David’s three elements (Green Monday, Green Common and Green Ventures) each play an interconnected role in persuading Hong Kongers about the benefits of reducing meat consumption, offering plant-based alternatives to meat and supporting companies serving this new market. In this way, David is inspiring millions of people to make the shift to a more balanced, sustainable diet.

The Person

David was born into an entrepreneurial and philanthropic Hong Kong family. David draws inspiration from his grandparents, who although from a poor family were actively involved in charity. From his teenage years, David was entrusted to help run the family foundation, and spent many summers making trips to rural Chinese villages designing and implementing community projects in healthcare and education. David graduated from Columbia University in 1998 with a degree in engineering, spent a few years consulting for PwC and then launched a software startup, where he developed his entrepreneurial marketing skills.

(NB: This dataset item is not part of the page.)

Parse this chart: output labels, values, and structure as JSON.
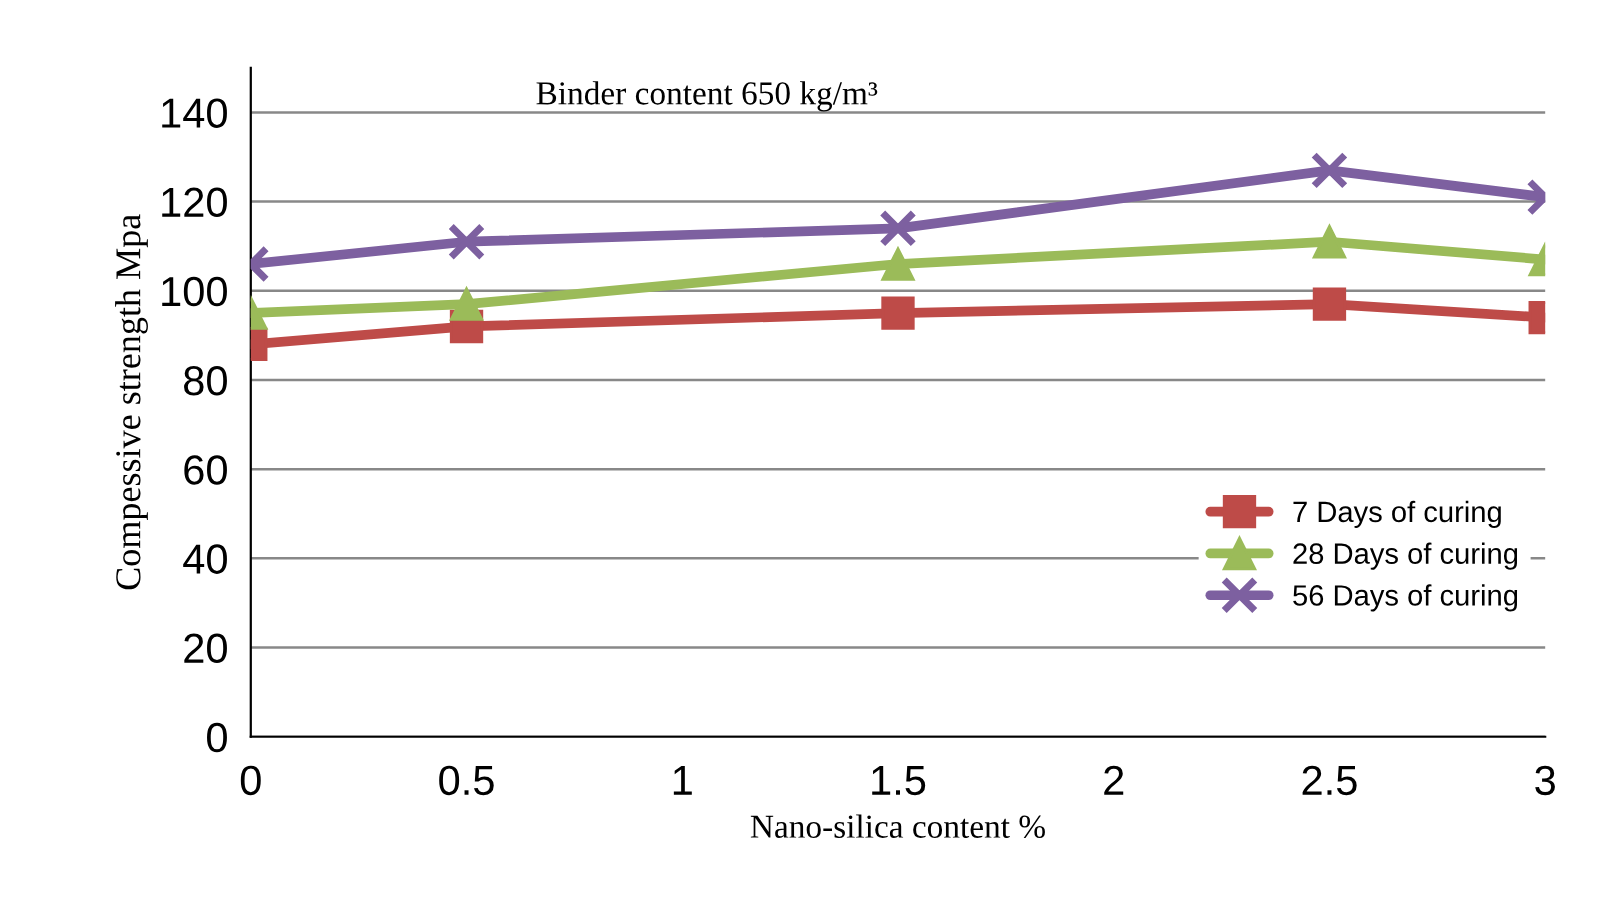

David himself did not become vegetarian until he was 22. He describes becoming vegetarian as a slow process of realisation, as he learnt about the environmental consequences of meat production as well as the cruelty of modern industrial farming, which clashed with his growing interest in Buddhist ethics including compassion for animals.

In his mid-twenties he decided to return to Hong Kong to re-join the family business. It was his experience of explaining to his family and friends about his decision to be vegetarian and encountering much of the misunderstanding which often greets Chinese vegetarians, that made David realise how hard it was to be vegetarian in a Hong Kong family. Moreover, David realised the frustrations of trying to find shops catering for people who wished to cook traditional Chinese recipes without meat or finding substitutes for the meat in the dish. This personal experience inspired him to start the Green Monday campaign, and later launch Green Common to cater to people who looked for alternate choices in their food.

As Green Monday grew, David made the difficult decision to leave his family business and devote himself fulltime to what he knew was his passion. David knew that he would have to be an advocate and an educator, as well as an entrepreneur, to ensure that Hong Kong offered the products for Chinese people substituting away from meat while still eating traditional Chinese cuisine. David is a systemic entrepreneur who sees changing the trajectory of meat consumption in Hong Kong / China and across Asia to ensure environmental sustainability as his life mission. He is fully committed to making this impact through a unique and comprehensive strategy which combines advocacy, education, experience and innovation.